Mouse study looks at safety of stem cell therapy for early menopause
Now that we know that egg-making stem cells exist in adult rodents and humans and that these cells can be transplanted into mice with premature ovarian failure to produce offspring, the next question is to assess whether the offspring from the egg-making stem cells of a single adult mouse are biologically normal compared to natural births. On May 18 in the journal Molecular Therapy, researchers in China show that female mice with early menopause that receive egg-making stem cells from another mouse are capable of producing healthy pups 2 months later with no observable genetic malfunctions.
"One of our aims is to cure the disease of premature ovarian failure using female germline stem cells," says senior author Ji Wu, a reproductive biologist at Shanghai Jiao Tong University. "Before this treatment can be applied to humans, we need to know the mechanism of female germline stem cell development and safety after transplantation of single mouse female germline stem cells."
Premature ovarian failure, also called early menopause, is the loss of normal ovarian function, and thereby the release of eggs, before the age of 40. The condition is rare, affecting 200,000 women in the United States per year, and is incurable, although it can be treated with hormone supplements. Multiple groups are now looking at whether stimulating tissue regeneration or using stem cell transplants could help.

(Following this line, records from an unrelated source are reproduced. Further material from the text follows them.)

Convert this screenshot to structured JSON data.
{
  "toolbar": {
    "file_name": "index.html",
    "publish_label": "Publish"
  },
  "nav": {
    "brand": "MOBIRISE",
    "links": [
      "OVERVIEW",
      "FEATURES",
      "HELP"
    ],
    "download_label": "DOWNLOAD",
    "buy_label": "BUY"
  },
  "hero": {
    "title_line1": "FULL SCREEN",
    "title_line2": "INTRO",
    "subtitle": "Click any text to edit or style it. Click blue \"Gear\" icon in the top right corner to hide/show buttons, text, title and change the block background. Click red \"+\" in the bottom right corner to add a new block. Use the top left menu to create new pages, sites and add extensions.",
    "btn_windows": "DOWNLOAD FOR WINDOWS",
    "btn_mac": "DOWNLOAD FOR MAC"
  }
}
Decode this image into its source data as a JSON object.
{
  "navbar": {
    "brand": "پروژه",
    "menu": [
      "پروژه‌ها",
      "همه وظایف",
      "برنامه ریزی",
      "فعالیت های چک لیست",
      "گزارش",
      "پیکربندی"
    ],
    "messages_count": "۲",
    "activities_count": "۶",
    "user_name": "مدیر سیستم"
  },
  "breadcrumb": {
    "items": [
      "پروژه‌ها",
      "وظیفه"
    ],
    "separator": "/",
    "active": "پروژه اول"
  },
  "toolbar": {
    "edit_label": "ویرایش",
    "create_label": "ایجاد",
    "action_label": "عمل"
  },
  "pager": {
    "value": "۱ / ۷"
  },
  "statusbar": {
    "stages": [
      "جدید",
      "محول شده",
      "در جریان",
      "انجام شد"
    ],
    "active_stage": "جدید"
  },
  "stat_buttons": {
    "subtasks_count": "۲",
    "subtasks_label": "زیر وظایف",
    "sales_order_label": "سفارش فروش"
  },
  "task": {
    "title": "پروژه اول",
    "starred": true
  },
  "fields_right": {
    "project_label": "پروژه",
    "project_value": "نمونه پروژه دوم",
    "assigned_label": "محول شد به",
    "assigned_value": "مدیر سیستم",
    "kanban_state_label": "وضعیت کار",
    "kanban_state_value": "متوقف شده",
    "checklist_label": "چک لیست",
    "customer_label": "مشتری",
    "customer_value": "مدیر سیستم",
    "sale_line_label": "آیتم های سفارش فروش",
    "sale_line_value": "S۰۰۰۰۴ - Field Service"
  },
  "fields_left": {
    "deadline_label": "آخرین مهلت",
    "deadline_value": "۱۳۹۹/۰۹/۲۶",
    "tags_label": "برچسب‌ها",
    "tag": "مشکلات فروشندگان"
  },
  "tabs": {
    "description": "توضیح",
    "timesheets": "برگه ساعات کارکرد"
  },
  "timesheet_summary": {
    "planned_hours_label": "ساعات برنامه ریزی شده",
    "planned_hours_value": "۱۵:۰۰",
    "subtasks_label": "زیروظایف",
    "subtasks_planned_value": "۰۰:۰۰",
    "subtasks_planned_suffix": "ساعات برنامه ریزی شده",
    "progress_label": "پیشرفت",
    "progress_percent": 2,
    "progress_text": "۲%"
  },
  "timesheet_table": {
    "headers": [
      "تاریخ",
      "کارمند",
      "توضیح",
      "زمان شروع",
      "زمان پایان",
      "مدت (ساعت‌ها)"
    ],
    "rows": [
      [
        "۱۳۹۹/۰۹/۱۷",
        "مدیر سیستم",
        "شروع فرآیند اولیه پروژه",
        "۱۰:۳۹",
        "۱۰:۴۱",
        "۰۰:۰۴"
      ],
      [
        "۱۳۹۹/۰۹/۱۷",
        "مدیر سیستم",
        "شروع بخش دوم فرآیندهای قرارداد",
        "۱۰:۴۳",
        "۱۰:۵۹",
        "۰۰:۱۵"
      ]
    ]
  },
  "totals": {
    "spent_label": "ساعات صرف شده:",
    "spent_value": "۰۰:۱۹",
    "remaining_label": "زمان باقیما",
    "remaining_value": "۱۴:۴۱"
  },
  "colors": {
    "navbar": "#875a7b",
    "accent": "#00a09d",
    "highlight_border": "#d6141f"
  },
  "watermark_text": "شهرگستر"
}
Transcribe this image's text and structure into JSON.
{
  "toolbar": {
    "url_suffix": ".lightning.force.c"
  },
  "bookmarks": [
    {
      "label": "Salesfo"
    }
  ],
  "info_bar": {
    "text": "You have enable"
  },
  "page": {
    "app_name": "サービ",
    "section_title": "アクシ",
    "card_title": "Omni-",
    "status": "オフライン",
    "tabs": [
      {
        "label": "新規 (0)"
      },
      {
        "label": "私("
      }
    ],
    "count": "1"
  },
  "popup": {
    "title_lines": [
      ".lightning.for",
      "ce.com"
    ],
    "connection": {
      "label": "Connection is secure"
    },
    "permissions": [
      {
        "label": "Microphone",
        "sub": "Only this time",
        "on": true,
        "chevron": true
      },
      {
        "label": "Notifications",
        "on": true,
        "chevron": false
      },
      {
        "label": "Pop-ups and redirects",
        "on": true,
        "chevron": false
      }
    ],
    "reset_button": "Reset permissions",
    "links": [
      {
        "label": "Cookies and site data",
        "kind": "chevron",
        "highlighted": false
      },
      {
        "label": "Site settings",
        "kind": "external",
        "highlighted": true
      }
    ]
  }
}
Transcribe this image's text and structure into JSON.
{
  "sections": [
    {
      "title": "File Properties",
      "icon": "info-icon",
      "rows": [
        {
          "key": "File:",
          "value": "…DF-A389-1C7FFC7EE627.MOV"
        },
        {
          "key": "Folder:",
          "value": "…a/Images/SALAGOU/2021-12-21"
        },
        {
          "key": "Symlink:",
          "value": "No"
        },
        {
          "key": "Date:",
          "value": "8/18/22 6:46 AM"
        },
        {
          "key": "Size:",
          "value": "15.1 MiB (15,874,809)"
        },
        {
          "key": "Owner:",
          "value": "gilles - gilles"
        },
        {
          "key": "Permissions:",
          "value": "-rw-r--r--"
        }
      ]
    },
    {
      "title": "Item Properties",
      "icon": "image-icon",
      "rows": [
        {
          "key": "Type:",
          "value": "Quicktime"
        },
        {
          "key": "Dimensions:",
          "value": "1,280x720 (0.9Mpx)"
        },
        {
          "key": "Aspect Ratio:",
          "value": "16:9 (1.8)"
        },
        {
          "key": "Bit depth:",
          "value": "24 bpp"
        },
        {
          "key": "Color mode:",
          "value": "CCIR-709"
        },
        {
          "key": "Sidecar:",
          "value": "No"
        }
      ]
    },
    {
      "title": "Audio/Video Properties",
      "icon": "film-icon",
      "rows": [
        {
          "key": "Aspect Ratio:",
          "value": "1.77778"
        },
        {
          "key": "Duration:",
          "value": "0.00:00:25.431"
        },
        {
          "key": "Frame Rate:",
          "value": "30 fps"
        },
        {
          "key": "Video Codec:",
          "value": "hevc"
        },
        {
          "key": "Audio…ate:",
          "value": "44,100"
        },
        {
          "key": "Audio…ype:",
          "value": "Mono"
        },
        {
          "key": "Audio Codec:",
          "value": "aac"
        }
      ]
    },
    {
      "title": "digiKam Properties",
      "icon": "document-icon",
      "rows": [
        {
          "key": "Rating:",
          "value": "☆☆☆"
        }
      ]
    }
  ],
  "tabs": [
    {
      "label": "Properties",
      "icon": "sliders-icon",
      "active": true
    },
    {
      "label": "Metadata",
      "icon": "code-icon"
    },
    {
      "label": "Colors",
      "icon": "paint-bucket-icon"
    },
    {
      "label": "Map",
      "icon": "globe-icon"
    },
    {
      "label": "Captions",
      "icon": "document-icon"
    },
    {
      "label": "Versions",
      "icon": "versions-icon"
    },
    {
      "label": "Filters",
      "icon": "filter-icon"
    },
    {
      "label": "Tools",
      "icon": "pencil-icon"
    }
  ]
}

In the Molecular Therapy study, Wu and her colleagues isolated and characterized female germline stem cells from a single transgenic mouse with cells that show green fluorescence when activated by a blue laser. This allowed the researchers to observe and analyze the development of the transplanted stem cells, which were introduced to the ovaries of other mice using a fine glass needle.
Wu and colleagues found that the transplanted egg-producing stem cells exhibited a homing ability and began to differentiate into early-stage oocytes when they reached the edge of the ovary. The oocytes spent a few weeks maturing and yielded offspring within 2 months. The researchers then demonstrated that the developmental mechanisms of eggs derived from transplanted germline stem cells were similar to that of normal eggs.
"The results are exciting because it's not easy to get offspring from female germline stem cells derived from a single mouse," Wu says.
Wu's lab is also working to establish female egg-producing stem cell lines from scarce ovarian tissues derived from follicular aspirates—the leftover cells gathered when a clinician searches a patient for oocytes—that are produced and discarded in in vitro fertilization centers worldwide. These aspirates can yield stem cells that differentiate into eggs in the lab, with the potential to be transplanted. The study not only provides a new approach to obtain human female germline stem cells for medical treatment, but also opens several avenues to investigate human oogenesis in vitro.